Cristiano Ronaldo é uma referência mundial, mas já a minha avó dizia que os santos da casa não fazem milagres. E é mesmo daqui, do seu país, que lhe chovem as críticas mais duras. E não, não estou a dizer que Cristiano é incriticável, simplesmente existem formas de criticar sem tresandar ódio e ingratidão.
Sabem, eu tenho uma teoria e ainda há pouco tempo escrevi sobre ela. Em abono da verdade, a teoria nem é minha, mas decidi roubá-la ao Padre António Vieira que, já no século XVII, escrevia que «entre os portugueses, o mérito é pecado que só se perdoa com a morte». E eu acho que é um bocadinho isto que acontece com Ronaldo: demasiado mérito e demasiado sucesso irritam sempre o povo da nação valente e imortal, mas que padece de uma inveja crónica que faz com que, já dizia Vergílio Ferreira, «não queira ser mais, mas queira que o outro seja menos».
Ronaldo, queiram ou não, está longe de estar acabado. Talvez não tenha a capacidade de física de há vinte anos, mas continua a ser uma peça demasiado importante. E aposto o que for preciso que ainda vai ser decisivo e dar-nos muitas alegrias no Campeonato do Mundo que aí vem.
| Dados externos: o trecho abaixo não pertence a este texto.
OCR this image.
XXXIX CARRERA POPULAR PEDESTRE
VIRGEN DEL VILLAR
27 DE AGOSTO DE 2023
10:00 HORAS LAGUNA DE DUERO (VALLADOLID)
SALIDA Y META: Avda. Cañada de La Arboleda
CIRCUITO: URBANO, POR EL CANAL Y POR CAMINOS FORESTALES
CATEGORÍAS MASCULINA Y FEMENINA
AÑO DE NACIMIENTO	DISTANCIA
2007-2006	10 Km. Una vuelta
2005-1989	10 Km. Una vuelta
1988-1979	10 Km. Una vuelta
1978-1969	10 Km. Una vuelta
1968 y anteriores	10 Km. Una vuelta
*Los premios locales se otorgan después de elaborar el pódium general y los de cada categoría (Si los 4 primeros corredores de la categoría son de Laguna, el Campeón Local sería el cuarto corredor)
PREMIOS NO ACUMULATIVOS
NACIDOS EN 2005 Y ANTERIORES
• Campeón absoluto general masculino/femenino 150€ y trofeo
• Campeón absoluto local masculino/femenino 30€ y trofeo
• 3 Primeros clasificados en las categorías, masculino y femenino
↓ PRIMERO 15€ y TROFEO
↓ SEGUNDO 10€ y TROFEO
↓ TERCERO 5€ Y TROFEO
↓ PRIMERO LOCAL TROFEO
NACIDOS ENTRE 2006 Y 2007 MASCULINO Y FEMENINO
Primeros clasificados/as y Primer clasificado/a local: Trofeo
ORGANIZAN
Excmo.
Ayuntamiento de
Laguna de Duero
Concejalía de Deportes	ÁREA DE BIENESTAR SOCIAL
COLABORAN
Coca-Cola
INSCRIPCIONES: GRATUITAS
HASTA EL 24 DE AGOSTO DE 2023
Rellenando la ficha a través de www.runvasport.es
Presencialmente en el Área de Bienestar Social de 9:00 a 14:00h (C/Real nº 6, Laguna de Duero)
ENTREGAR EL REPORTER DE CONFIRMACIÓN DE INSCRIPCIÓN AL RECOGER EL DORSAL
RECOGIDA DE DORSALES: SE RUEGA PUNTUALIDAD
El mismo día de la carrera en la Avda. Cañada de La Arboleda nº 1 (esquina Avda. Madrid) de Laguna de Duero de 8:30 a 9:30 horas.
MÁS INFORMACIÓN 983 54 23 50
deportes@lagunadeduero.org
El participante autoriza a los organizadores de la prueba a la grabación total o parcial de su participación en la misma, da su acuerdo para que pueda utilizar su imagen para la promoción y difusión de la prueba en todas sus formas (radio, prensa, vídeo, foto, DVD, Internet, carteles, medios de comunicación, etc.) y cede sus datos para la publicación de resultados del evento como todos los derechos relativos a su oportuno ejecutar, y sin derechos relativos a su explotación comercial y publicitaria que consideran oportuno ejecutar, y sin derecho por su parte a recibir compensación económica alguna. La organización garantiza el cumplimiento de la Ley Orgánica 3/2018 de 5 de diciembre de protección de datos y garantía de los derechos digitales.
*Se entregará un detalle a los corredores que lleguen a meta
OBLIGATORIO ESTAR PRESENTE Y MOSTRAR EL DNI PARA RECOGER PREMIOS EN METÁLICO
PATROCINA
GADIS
Já agora, faz-me um bocadinho de confusão que ande tanta gente preocupada com Ronaldo e tão pouca preocupada com a forma como Roberto Martínez gere o restante plantel. Porque, deixem-me que vos diga, há decisões deste seleccionador que são absolutamente incompreensíveis — sim, ainda tenho a não estreia de Quenda entalada e a coisa só piorou quando vi agora entrar em campo Carlos Forbs, mas adiante…
Já que, nesta crónica, decidi falar sobre jogadores, deixem-me fazer uma vénia a outro que já por uma vez elogiei no destaque no pódio e de quem é impossível não falar após a vitória sobre a Arménia: senhoras e senhores, a minha vénia a João Neves.
Caramba, que prazer é ver jogar o miúdo que apesar de franzino é um verdadeiro gigante em termos de visão de jogo, maturidade e capacidade de decidir sob pressão. E a alegria que transmite quando joga? Ainda na semana que passou lia as notícias sobre a selecção espanhola e pensava que tínhamos muita sorte em Portugal por ter um João em vez de um Lamine. Porque se o nosso menino respira humildade, Yamal começa a tornar-se um caso sério e bastante insuportável de arrogância precoce.
Reparem, não estou, de forma nenhuma, a contestar o talento do jogador e sei que a juventude, nestes casos, não ajuda, mas a verdade é que se ninguém travar Yamal, o caminho que tem pela frente não me parece auspicioso. Lembro-me perfeitamente de quando, durante o Euro-2024, Espanha soube que Yamal tinha passado nas provas ESO (Ensino Secundário Obrigatório) e celebrou como uma vitória colectiva: o menino de ouro tinha conseguido concluir o secundário e entrava assim numa nova fase da sua vida. Ou quando, num concerto, os Estopa, conhecido grupo musical espanhol, adaptaram a conhecida canção Djobi Djoba para a versão Lamine/Yamal /cada día yo te quiero más/Lamine/Lamine/Lamine Yamal. Yamal tinha tudo para se tornar adorado por todos, mas, infelizmente, tem escolhido um caminho tortuoso. Da polémica festa de anos com a Máfia como tema e contratação de chicas de imagen louras e de busto avantajado às declarações antes do jogo com o Real Madrid, Yamal tem traçado um caminho complicado fora dos relvados. Jóias, mulheres, festas, marcas… O deslumbramento esperado de um miúdo que veio do nada e que se tornou milionário, mas que, neste caso, parece estar a ponto de o engolir inteiro perante um país que o tenta puxar à realidade, mas que leva constantes coices de egocentrismo.
Enfim, Yamal, felizmente, não é nosso. Ronaldo e João Neves, sim. E ainda bem.